For option A, ${ h(x) = \frac{x^2 - 16}{x^2 + 16} }$, the degrees of the numerator and the denominator are both 2. The leading coefficients are both 1, so the horizontal asymptote is at ${ y = \frac{1}{1} = 1 }$. To check for continuity, we set the denominator equal to zero:

${ x^2 + 16 = 0 }$

${ x^2 = -16 }$

Since there are no real solutions for ${ x }$, the denominator is never zero, and the function is continuous. Therefore, option A satisfies both conditions.

Evaluating Option B: ${ h(x) = \frac{x^2 + 16}{x^2 - 16} }$

For option B, ${ h(x) = \frac{x^2 + 16}{x^2 - 16} }$, the degrees of the numerator and the denominator are also both 2. The leading coefficients are both 1, so the horizontal asymptote is at ${ y = \frac{1}{1} = 1 }$. However, to check for continuity, we set the denominator equal to zero:

${ x^2 - 16 = 0 }$

${ x^2 = 16 }$

${ x = \pm 4 }$

Since there are real solutions ${ x = 4 }$ and ${ x = -4 }$, the function has vertical asymptotes at these points and is not continuous. Therefore, option B does not satisfy the continuity condition.
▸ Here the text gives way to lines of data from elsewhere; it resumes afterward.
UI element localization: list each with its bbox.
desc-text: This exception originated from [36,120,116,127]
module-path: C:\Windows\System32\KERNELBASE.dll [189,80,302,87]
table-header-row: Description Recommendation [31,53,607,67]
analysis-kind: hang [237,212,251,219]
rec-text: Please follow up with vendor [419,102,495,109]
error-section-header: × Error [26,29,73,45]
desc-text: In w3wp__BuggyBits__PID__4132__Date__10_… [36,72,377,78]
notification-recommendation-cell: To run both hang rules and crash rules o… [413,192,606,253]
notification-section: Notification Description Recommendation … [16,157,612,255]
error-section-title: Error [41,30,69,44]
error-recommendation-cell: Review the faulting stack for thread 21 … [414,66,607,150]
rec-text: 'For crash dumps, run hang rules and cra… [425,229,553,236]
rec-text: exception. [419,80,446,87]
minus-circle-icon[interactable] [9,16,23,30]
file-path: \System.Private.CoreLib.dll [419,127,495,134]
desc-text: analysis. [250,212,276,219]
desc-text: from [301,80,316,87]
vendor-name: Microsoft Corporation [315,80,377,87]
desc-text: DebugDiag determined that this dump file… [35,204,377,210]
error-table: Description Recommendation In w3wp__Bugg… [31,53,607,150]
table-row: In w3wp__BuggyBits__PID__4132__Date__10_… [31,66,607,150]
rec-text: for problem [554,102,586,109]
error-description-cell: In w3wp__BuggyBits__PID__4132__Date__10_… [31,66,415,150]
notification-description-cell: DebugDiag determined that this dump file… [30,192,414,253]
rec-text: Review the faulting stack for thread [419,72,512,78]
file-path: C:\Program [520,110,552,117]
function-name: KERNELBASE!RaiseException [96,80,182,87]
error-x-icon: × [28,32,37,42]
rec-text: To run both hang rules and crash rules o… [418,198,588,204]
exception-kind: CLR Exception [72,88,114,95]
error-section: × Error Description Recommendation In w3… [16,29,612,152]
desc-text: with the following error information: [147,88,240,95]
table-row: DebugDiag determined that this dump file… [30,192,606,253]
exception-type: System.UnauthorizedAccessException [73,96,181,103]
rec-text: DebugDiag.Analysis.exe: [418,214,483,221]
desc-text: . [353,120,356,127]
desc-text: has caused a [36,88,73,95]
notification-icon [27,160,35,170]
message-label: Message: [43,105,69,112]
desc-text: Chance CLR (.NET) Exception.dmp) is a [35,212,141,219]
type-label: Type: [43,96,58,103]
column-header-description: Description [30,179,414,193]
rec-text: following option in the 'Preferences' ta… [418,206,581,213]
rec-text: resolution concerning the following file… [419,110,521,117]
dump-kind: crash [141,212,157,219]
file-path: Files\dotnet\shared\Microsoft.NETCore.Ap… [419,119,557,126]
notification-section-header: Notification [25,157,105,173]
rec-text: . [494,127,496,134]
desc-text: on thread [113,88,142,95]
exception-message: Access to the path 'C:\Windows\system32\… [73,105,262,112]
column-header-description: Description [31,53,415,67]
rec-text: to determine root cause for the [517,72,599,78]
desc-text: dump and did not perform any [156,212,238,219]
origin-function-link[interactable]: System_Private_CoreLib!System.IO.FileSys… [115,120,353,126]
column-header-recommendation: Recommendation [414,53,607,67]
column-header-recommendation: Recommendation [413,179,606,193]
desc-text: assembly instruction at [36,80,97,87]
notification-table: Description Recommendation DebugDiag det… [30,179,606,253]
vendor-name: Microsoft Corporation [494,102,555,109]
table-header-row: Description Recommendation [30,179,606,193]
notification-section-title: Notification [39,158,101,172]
Conclusion: Selecting the Correct Function

Based on our analysis, option A, ${ h(x) = \frac{x^2 - 16}{x^2 + 16} }$, satisfies both the horizontal asymptote condition (${ y = 1 }$) and the continuity condition. Option B, ${ h(x) = \frac{x^2 + 16}{x^2 - 16} }$, has a horizontal asymptote at ${ y = 1 }$ but is not continuous due to vertical asymptotes at ${ x = 4 }$ and ${ x = -4 }$. Therefore, the correct answer is A.

In summary, understanding the properties of rational functions, including horizontal asymptotes and continuity, is essential for solving problems like this. By comparing the degrees and leading coefficients of the polynomials in the numerator and denominator, and by checking for points of discontinuity, we can effectively identify the correct function that meets the given criteria. The ability to analyze and interpret these mathematical concepts is invaluable in various fields, making it a crucial skill for students and professionals alike.